NANOTECHNOLOGY UPDATE: Maybe I’m being too “Pollyannaish,” but this sounds encouraging:

“Energy is one of the greatest challenges of the century,” Claude Canizares, MIT’s Bruno Rossi Professor of Physics, told attendees of the conference produced by the American Society of Mechanical Engineers’ (ASME’s) Nanotechnology Institute. “We need significant breakthroughs in science and technology. The promise of nanotechnology provides fertile ground for such breakthroughs.” . . .

MIT’s Vladimir Bulovic said that nanotechnologies such as nanodots and nanorods are potentially “disruptive” technologies in the solar field. That means they could cause a major switch in a primary energy source, potentially proving more efficient than the silicon used in most solar energy devices today. Bulovic is fabricating quantum dot photovoltaics using a microcontact printing process.

On the other hand, this brings things down to earth a bit:

“If 2 percent of the continental United States were covered with photovoltaic systems with a net efficiency of 10 percent, we would be able to supply all the U.S. energy needs,” said Bulovic, the KDD Associate Professor of Communications and Technology in MIT’s Department of Electrical Engineering and Computer Science.

Two percent is a LOT of land.
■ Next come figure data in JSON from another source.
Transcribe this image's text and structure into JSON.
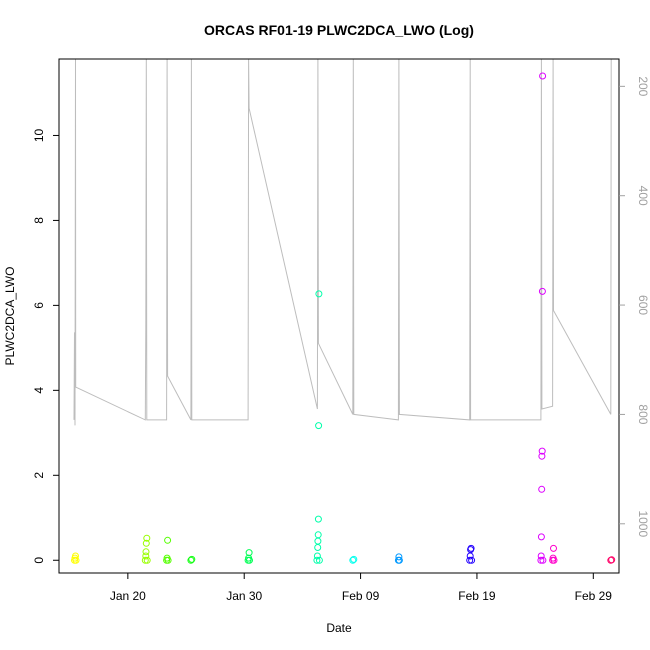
{
  "chart_data": {
    "type": "scatter",
    "title": "ORCAS RF01-19 PLWC2DCA_LWO (Log)",
    "xlabel": "Date",
    "ylabel": "PLWC2DCA_LWO",
    "xlim": [
      "2016-01-14T02:00",
      "2016-03-02T05:00"
    ],
    "ylim": [
      -0.3,
      11.8
    ],
    "x_ticks": [
      {
        "x": "2016-01-20",
        "label": "Jan 20"
      },
      {
        "x": "2016-01-30",
        "label": "Jan 30"
      },
      {
        "x": "2016-02-09",
        "label": "Feb 09"
      },
      {
        "x": "2016-02-19",
        "label": "Feb 19"
      },
      {
        "x": "2016-02-29",
        "label": "Feb 29"
      }
    ],
    "y_ticks": [
      0,
      2,
      4,
      6,
      8,
      10
    ],
    "y2_ticks": [
      200,
      400,
      600,
      800,
      1000
    ],
    "y2lim": [
      1090,
      150
    ],
    "grid": false,
    "legend": "none",
    "altitude_color": "#bdbdbd",
    "altitude_trace": [
      [
        "2016-01-15T09:00",
        810
      ],
      [
        "2016-01-15T10:00",
        650
      ],
      [
        "2016-01-15T11:00",
        820
      ],
      [
        "2016-01-15T12:00",
        150
      ],
      [
        "2016-01-15T12:30",
        750
      ],
      [
        "2016-01-21T12:00",
        810
      ],
      [
        "2016-01-21T13:00",
        640
      ],
      [
        "2016-01-21T14:00",
        150
      ],
      [
        "2016-01-21T15:00",
        810
      ],
      [
        "2016-01-23T08:00",
        810
      ],
      [
        "2016-01-23T09:00",
        150
      ],
      [
        "2016-01-23T10:00",
        730
      ],
      [
        "2016-01-25T10:00",
        810
      ],
      [
        "2016-01-25T11:00",
        150
      ],
      [
        "2016-01-25T12:00",
        810
      ],
      [
        "2016-01-30T08:00",
        810
      ],
      [
        "2016-01-30T09:00",
        150
      ],
      [
        "2016-01-30T10:00",
        240
      ],
      [
        "2016-02-05T07:00",
        790
      ],
      [
        "2016-02-05T08:00",
        150
      ],
      [
        "2016-02-05T09:00",
        670
      ],
      [
        "2016-02-08T08:00",
        800
      ],
      [
        "2016-02-08T09:00",
        150
      ],
      [
        "2016-02-08T10:00",
        800
      ],
      [
        "2016-02-12T06:00",
        810
      ],
      [
        "2016-02-12T07:00",
        150
      ],
      [
        "2016-02-12T08:00",
        800
      ],
      [
        "2016-02-18T09:00",
        810
      ],
      [
        "2016-02-18T10:00",
        150
      ],
      [
        "2016-02-18T11:00",
        810
      ],
      [
        "2016-02-24T12:00",
        810
      ],
      [
        "2016-02-24T13:00",
        150
      ],
      [
        "2016-02-24T14:00",
        790
      ],
      [
        "2016-02-25T12:00",
        785
      ],
      [
        "2016-02-25T13:00",
        150
      ],
      [
        "2016-02-25T14:00",
        610
      ],
      [
        "2016-03-01T12:00",
        800
      ],
      [
        "2016-03-01T13:00",
        150
      ]
    ],
    "series": [
      {
        "color": "#ffff00",
        "points": [
          [
            "2016-01-15T10:00",
            0.0
          ],
          [
            "2016-01-15T11:00",
            0.05
          ],
          [
            "2016-01-15T12:00",
            0.1
          ],
          [
            "2016-01-15T13:00",
            0.0
          ]
        ]
      },
      {
        "color": "#99ff00",
        "points": [
          [
            "2016-01-21T12:00",
            0.0
          ],
          [
            "2016-01-21T13:00",
            0.1
          ],
          [
            "2016-01-21T13:30",
            0.2
          ],
          [
            "2016-01-21T14:00",
            0.4
          ],
          [
            "2016-01-21T15:00",
            0.52
          ],
          [
            "2016-01-21T16:00",
            0.0
          ]
        ]
      },
      {
        "color": "#55ff00",
        "points": [
          [
            "2016-01-23T08:00",
            0.0
          ],
          [
            "2016-01-23T09:00",
            0.05
          ],
          [
            "2016-01-23T10:00",
            0.47
          ],
          [
            "2016-01-23T11:00",
            0.0
          ]
        ]
      },
      {
        "color": "#11ff11",
        "points": [
          [
            "2016-01-25T10:00",
            0.0
          ],
          [
            "2016-01-25T12:00",
            0.02
          ]
        ]
      },
      {
        "color": "#00ff55",
        "points": [
          [
            "2016-01-30T08:00",
            0.0
          ],
          [
            "2016-01-30T09:00",
            0.05
          ],
          [
            "2016-01-30T10:00",
            0.18
          ],
          [
            "2016-01-30T11:00",
            0.0
          ]
        ]
      },
      {
        "color": "#00ffaa",
        "points": [
          [
            "2016-02-05T06:00",
            0.0
          ],
          [
            "2016-02-05T07:00",
            0.1
          ],
          [
            "2016-02-05T07:30",
            0.3
          ],
          [
            "2016-02-05T08:00",
            0.45
          ],
          [
            "2016-02-05T08:30",
            0.6
          ],
          [
            "2016-02-05T09:00",
            0.97
          ],
          [
            "2016-02-05T09:30",
            3.17
          ],
          [
            "2016-02-05T10:00",
            6.27
          ],
          [
            "2016-02-05T11:00",
            0.0
          ]
        ]
      },
      {
        "color": "#00ffee",
        "points": [
          [
            "2016-02-08T08:00",
            0.0
          ],
          [
            "2016-02-08T10:00",
            0.02
          ]
        ]
      },
      {
        "color": "#0099ff",
        "points": [
          [
            "2016-02-12T06:00",
            0.0
          ],
          [
            "2016-02-12T07:00",
            0.08
          ],
          [
            "2016-02-12T08:00",
            0.0
          ]
        ]
      },
      {
        "color": "#2200ff",
        "points": [
          [
            "2016-02-18T09:00",
            0.0
          ],
          [
            "2016-02-18T10:00",
            0.1
          ],
          [
            "2016-02-18T11:00",
            0.25
          ],
          [
            "2016-02-18T12:00",
            0.28
          ],
          [
            "2016-02-18T13:00",
            0.0
          ]
        ]
      },
      {
        "color": "#dd00ff",
        "points": [
          [
            "2016-02-24T12:00",
            0.0
          ],
          [
            "2016-02-24T12:30",
            0.1
          ],
          [
            "2016-02-24T13:00",
            0.55
          ],
          [
            "2016-02-24T13:30",
            1.67
          ],
          [
            "2016-02-24T14:00",
            2.45
          ],
          [
            "2016-02-24T14:30",
            2.57
          ],
          [
            "2016-02-24T15:00",
            6.33
          ],
          [
            "2016-02-24T15:30",
            11.4
          ],
          [
            "2016-02-24T16:00",
            0.0
          ]
        ]
      },
      {
        "color": "#ff00cc",
        "points": [
          [
            "2016-02-25T12:00",
            0.0
          ],
          [
            "2016-02-25T13:00",
            0.05
          ],
          [
            "2016-02-25T14:00",
            0.28
          ],
          [
            "2016-02-25T15:00",
            0.0
          ]
        ]
      },
      {
        "color": "#ff0066",
        "points": [
          [
            "2016-03-01T12:00",
            0.0
          ],
          [
            "2016-03-01T14:00",
            0.01
          ]
        ]
      }
    ]
  }
}
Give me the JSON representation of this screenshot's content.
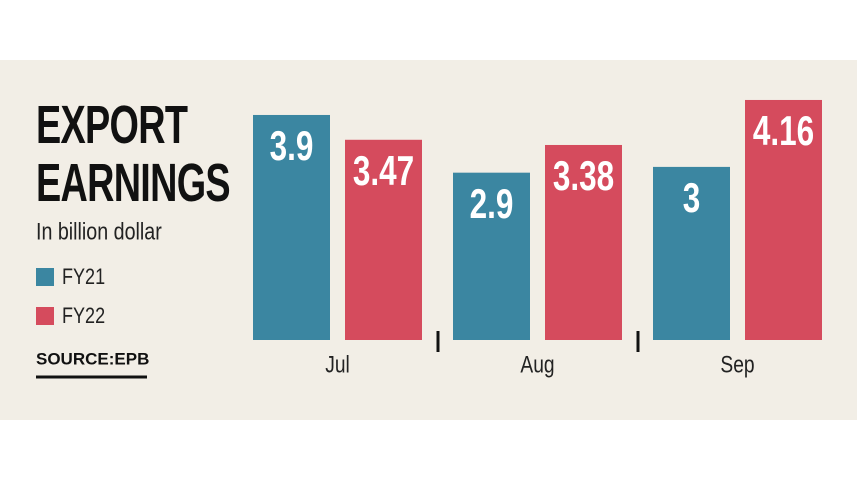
{
  "chart_data": {
    "type": "bar",
    "title": "EXPORT EARNINGS",
    "subtitle": "In billion dollar",
    "source": "SOURCE:EPB",
    "categories": [
      "Jul",
      "Aug",
      "Sep"
    ],
    "series": [
      {
        "name": "FY21",
        "color": "#3b86a1",
        "values": [
          3.9,
          2.9,
          3
        ]
      },
      {
        "name": "FY22",
        "color": "#d54b5d",
        "values": [
          3.47,
          3.38,
          4.16
        ]
      }
    ]
  }
}
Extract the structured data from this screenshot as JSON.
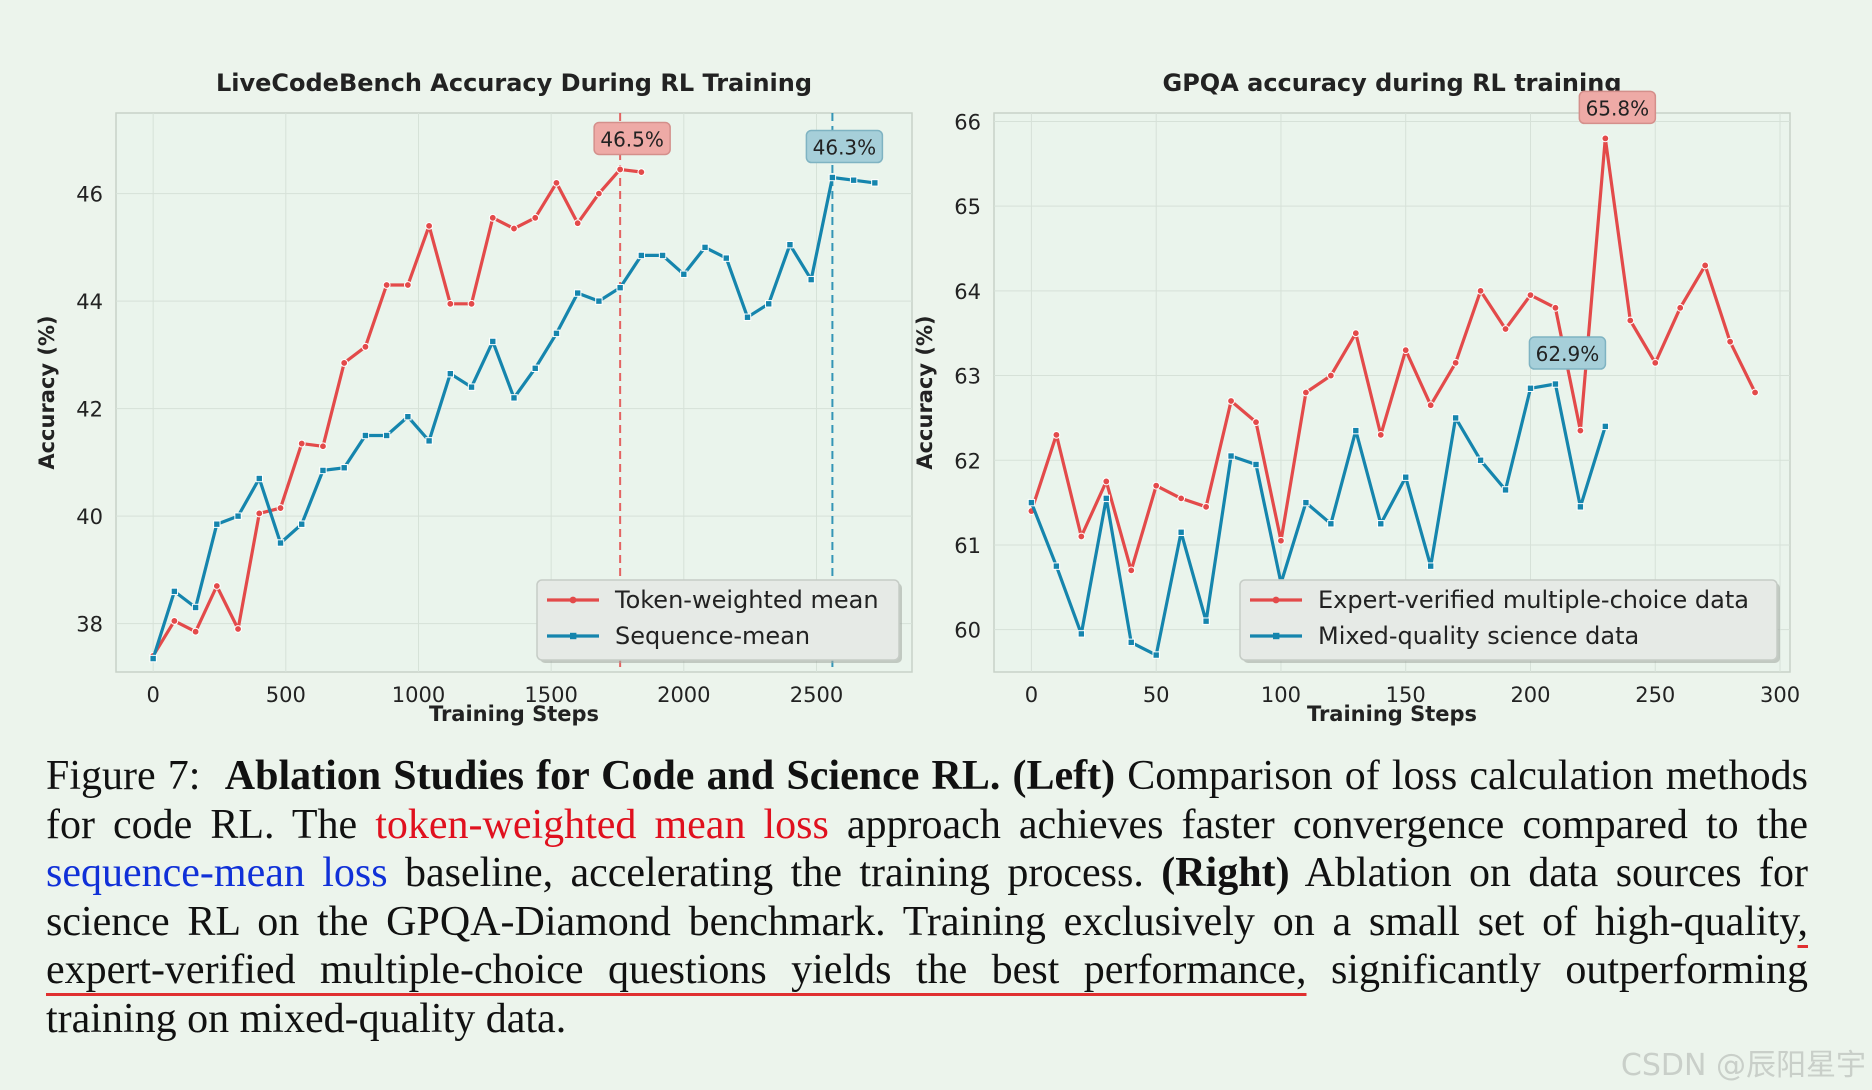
{
  "chart_data": [
    {
      "type": "line",
      "title": "LiveCodeBench Accuracy During RL Training",
      "xlabel": "Training Steps",
      "ylabel": "Accuracy (%)",
      "xlim": [
        -140,
        2860
      ],
      "ylim": [
        37.1,
        47.5
      ],
      "xticks": [
        0,
        500,
        1000,
        1500,
        2000,
        2500
      ],
      "yticks": [
        38,
        40,
        42,
        44,
        46
      ],
      "grid": true,
      "legend_position": "lower-right",
      "series": [
        {
          "name": "Token-weighted mean",
          "color": "#e34a4a",
          "marker": "circle",
          "x": [
            0,
            80,
            160,
            240,
            320,
            400,
            480,
            560,
            640,
            720,
            800,
            880,
            960,
            1040,
            1120,
            1200,
            1280,
            1360,
            1440,
            1520,
            1600,
            1680,
            1760,
            1840
          ],
          "y": [
            37.4,
            38.05,
            37.85,
            38.7,
            37.9,
            40.05,
            40.15,
            41.35,
            41.3,
            42.85,
            43.15,
            44.3,
            44.3,
            45.4,
            43.95,
            43.95,
            45.55,
            45.35,
            45.55,
            46.2,
            45.45,
            46.0,
            46.45,
            46.4
          ]
        },
        {
          "name": "Sequence-mean",
          "color": "#1585ad",
          "marker": "square",
          "x": [
            0,
            80,
            160,
            240,
            320,
            400,
            480,
            560,
            640,
            720,
            800,
            880,
            960,
            1040,
            1120,
            1200,
            1280,
            1360,
            1440,
            1520,
            1600,
            1680,
            1760,
            1840,
            1920,
            2000,
            2080,
            2160,
            2240,
            2320,
            2400,
            2480,
            2560,
            2640,
            2720
          ],
          "y": [
            37.35,
            38.6,
            38.3,
            39.85,
            40.0,
            40.7,
            39.5,
            39.85,
            40.85,
            40.9,
            41.5,
            41.5,
            41.85,
            41.4,
            42.65,
            42.4,
            43.25,
            42.2,
            42.75,
            43.4,
            44.15,
            44.0,
            44.25,
            44.85,
            44.85,
            44.5,
            45.0,
            44.8,
            43.7,
            43.95,
            45.05,
            44.4,
            46.3,
            46.25,
            46.2
          ]
        }
      ],
      "annotations": [
        {
          "text": "46.5%",
          "series": 0,
          "x": 1760,
          "vline": true
        },
        {
          "text": "46.3%",
          "series": 1,
          "x": 2560,
          "vline": true
        }
      ]
    },
    {
      "type": "line",
      "title": "GPQA accuracy during RL training",
      "xlabel": "Training Steps",
      "ylabel": "Accuracy (%)",
      "xlim": [
        -15,
        304
      ],
      "ylim": [
        59.5,
        66.1
      ],
      "xticks": [
        0,
        50,
        100,
        150,
        200,
        250,
        300
      ],
      "yticks": [
        60,
        61,
        62,
        63,
        64,
        65,
        66
      ],
      "grid": true,
      "legend_position": "lower-right",
      "series": [
        {
          "name": "Expert-verified multiple-choice data",
          "color": "#e34a4a",
          "marker": "circle",
          "x": [
            0,
            10,
            20,
            30,
            40,
            50,
            60,
            70,
            80,
            90,
            100,
            110,
            120,
            130,
            140,
            150,
            160,
            170,
            180,
            190,
            200,
            210,
            220,
            230,
            240,
            250,
            260,
            270,
            280,
            290
          ],
          "y": [
            61.4,
            62.3,
            61.1,
            61.75,
            60.7,
            61.7,
            61.55,
            61.45,
            62.7,
            62.45,
            61.05,
            62.8,
            63.0,
            63.5,
            62.3,
            63.3,
            62.65,
            63.15,
            64.0,
            63.55,
            63.95,
            63.8,
            62.35,
            65.8,
            63.65,
            63.15,
            63.8,
            64.3,
            63.4,
            62.8
          ]
        },
        {
          "name": "Mixed-quality science data",
          "color": "#1585ad",
          "marker": "square",
          "x": [
            0,
            10,
            20,
            30,
            40,
            50,
            60,
            70,
            80,
            90,
            100,
            110,
            120,
            130,
            140,
            150,
            160,
            170,
            180,
            190,
            200,
            210,
            220,
            230
          ],
          "y": [
            61.5,
            60.75,
            59.95,
            61.55,
            59.85,
            59.7,
            61.15,
            60.1,
            62.05,
            61.95,
            60.55,
            61.5,
            61.25,
            62.35,
            61.25,
            61.8,
            60.75,
            62.5,
            62.0,
            61.65,
            62.85,
            62.9,
            61.45,
            62.4
          ]
        }
      ],
      "annotations": [
        {
          "text": "65.8%",
          "series": 0,
          "x": 230,
          "vline": false
        },
        {
          "text": "62.9%",
          "series": 1,
          "x": 210,
          "vline": false
        }
      ]
    }
  ],
  "caption": {
    "label": "Figure 7:",
    "bold_title": "Ablation Studies for Code and Science RL. (Left)",
    "t1": " Comparison of loss calculation methods for code RL. The ",
    "red_text": "token-weighted mean loss",
    "t2": " approach achieves faster convergence compared to the ",
    "blue_text": "sequence-mean loss",
    "t3": " baseline, accelerating the training process. ",
    "bold_right": "(Right)",
    "t4": " Ablation on data sources for science RL on the GPQA-Diamond benchmark. Training exclusively on a small set of high-quality",
    "underlined": ", expert-verified multiple-choice questions yields the best performance,",
    "t5": " significantly outperforming training on mixed-quality data."
  },
  "watermark": "CSDN @辰阳星宇"
}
Though we wouldn’t have to replace anywhere near the whole U.S. energy budget for it to be worthwhile.

UPDATE: N.Z. Bear does the math. Anybody know how many square miles of rooftop there are in the United States? Not that many, I suspect.

ANOTHER UPDATE: Allen S. Thorpe observes: “don’t be surprised if the environmentalists don’t turn out to be all that enthusiastic.”